Editor’s Note: Storylines is a series that will examine each of the teams in the surrounding counties and what to watch for heading into the season
With a new season, expectations high or low follow.
After last year’s battle with the pandemic that limited some area teams to as few as three games, there’s guarded optimism. For the four schools in Raleigh County that play football, it’s understandable.
Beckley’s playoff drought

In the past five years, I’m not sure there’s been a more highly anticipated season in the City of Champions than the 2021 campaign. The Flying Eagles have taken their lumps since the 2014 season – the last time they made the playoffs. During that span they’ve posted four one-win seasons (2016-17, 2019-20) with a three-win season in 2018 that derailed after a 2-0 start.
The tide appears to be changing.
A full season removed from the grueling gauntlet that is the Mountain State Athletic Conference, the Flying Eagles boast an explosive offense headed by quarterback Maddex McMillen and wide receiver Keynan Cook. McMillen progressed as a junior, rewriting the passing record books in Beckley while Cook, a 6-foot-4 receiver, has already committed to play college ball at Georgetown.
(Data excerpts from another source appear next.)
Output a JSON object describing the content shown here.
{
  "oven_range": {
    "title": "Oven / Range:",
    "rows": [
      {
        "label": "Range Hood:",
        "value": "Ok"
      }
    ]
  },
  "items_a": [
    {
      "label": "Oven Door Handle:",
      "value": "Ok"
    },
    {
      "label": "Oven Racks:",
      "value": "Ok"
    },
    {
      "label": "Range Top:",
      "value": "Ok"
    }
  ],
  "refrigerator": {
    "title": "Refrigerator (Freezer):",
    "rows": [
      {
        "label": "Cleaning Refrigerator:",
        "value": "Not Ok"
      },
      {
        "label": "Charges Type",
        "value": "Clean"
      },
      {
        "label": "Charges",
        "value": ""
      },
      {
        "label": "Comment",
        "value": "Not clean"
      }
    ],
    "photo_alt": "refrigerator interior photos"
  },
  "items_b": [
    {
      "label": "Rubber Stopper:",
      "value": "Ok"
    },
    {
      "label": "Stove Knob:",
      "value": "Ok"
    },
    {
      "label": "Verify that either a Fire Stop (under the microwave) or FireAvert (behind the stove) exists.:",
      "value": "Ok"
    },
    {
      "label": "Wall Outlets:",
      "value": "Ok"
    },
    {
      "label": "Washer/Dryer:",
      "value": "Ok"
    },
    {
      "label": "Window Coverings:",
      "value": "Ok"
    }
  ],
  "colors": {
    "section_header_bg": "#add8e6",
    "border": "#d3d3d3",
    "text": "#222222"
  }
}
The duo, along with a talented stable of receivers featuring rising sophomore Elijah Redfern, should light up scoreboards and put Beckley back in contention for a playoff spot for the first time in nearly a decade.
Shady’s quarterback battle

Shady Spring coach Vince Culicerto has a good problem – he has two quarterbacks he believes can start for him in returning junior Cameron Manns and Independence transfer Brady Green.
Culicerto also has experience dealing with two quarterbacks. In 2017 Joe Cantley and Drew Clark split duties with Clark taking the job full-time the following two seasons. Last year Manns and the now graduated Jared Lilly split duties at quarterback, mostly due to injuries. Just under two weeks until kickoff, Culicerto maintains he hasn’t named a starter but Manns leads in the race. The junior has proven his ability to keep a cool head across all sports, doing the same last year when he replaced an injured Lilly against Nicholas County to lead the Tigers to a comeback victory.
Meanwhile Green, who played football in middle school at Shady before completing his freshman year at Indy where his dad coaches basketball, hasn’t played a snap since middle school. Culicerto still sees him as somebody that can grow and play quarterback at the next level, making the decision even tougher. Fortunately there may be an easy fix. Manns is willing to move around the field and has already taken snaps at receiver. With a younger, more inexperienced group of receivers, his versatility may allow the Tigers to kill two birds with one stone.
Keeping the culture

Liberty head coach Mark Workman may have pulled off one of the toughest feats in sports – he took a team that was 1-19 in the 2017 and 18 season combined and turned them into a 6-0 team that hosted and nearly won a playoff game.
That kind of job goes beyond the X’s and O’s – it requires building a culture where failure isn’t accepted. He did that and made a group of seniors, who had only won four games coming into their final year, believe they could turn the program around.
The job doesn’t get easier though. Gone are quarterback Issac Atkins and receivers/defensive backs Braden Howell and Shawn Pennington. The cupboard isn’t bare though. Dynamic running back Ryan Simms returns for his senior year, as does utility man Logan Dodrill. Still, Workman and Co. can lean on the fact they’ve pulled the program from the lowest depths in just three seasons, helping inspire confidence. Add to the fact the Raiders will be unveiling a brand new turf field this season and there’s plenty of reason to believe the foundation is in place for a continued run at success.
Dreaming Big

There may not be an area team that’s garnering more excitement than Independence. The Patriots returned to the playoffs last season for the first time since 2016, giving eventual Class AA champion Fairmont Senior all it could handle before the wheels fell off after halftime.
On an individual level, the Patriots boast a legitimate Kennedy Award and Warner Award candidate in running back Atticus Goodson, a dynamic set of receivers led by Cyrus Goodson and Judah Price, an offensive line that’s a year ahead of schedule according to head coach John H. Lilly and a defense that lost just one starter.
But with all of that come expectations and the Patriots aren’t shying away from them.
“Our goal is to host and win a playoff game,” Lilly said. “We think we’re good enough to be one of those top eight teams that gets to host. I don’t think they’ve won a playoff game down here since 1987 or so, so that’s something we’re shooting for.”
It won’t come easy. In Class AA an 8-2 record doesn’t guarantee you a top seed and the Patriots’ schedule is challenging with Poca, Liberty, Midland Trail, Westside, Man and Nicholas County on the docket.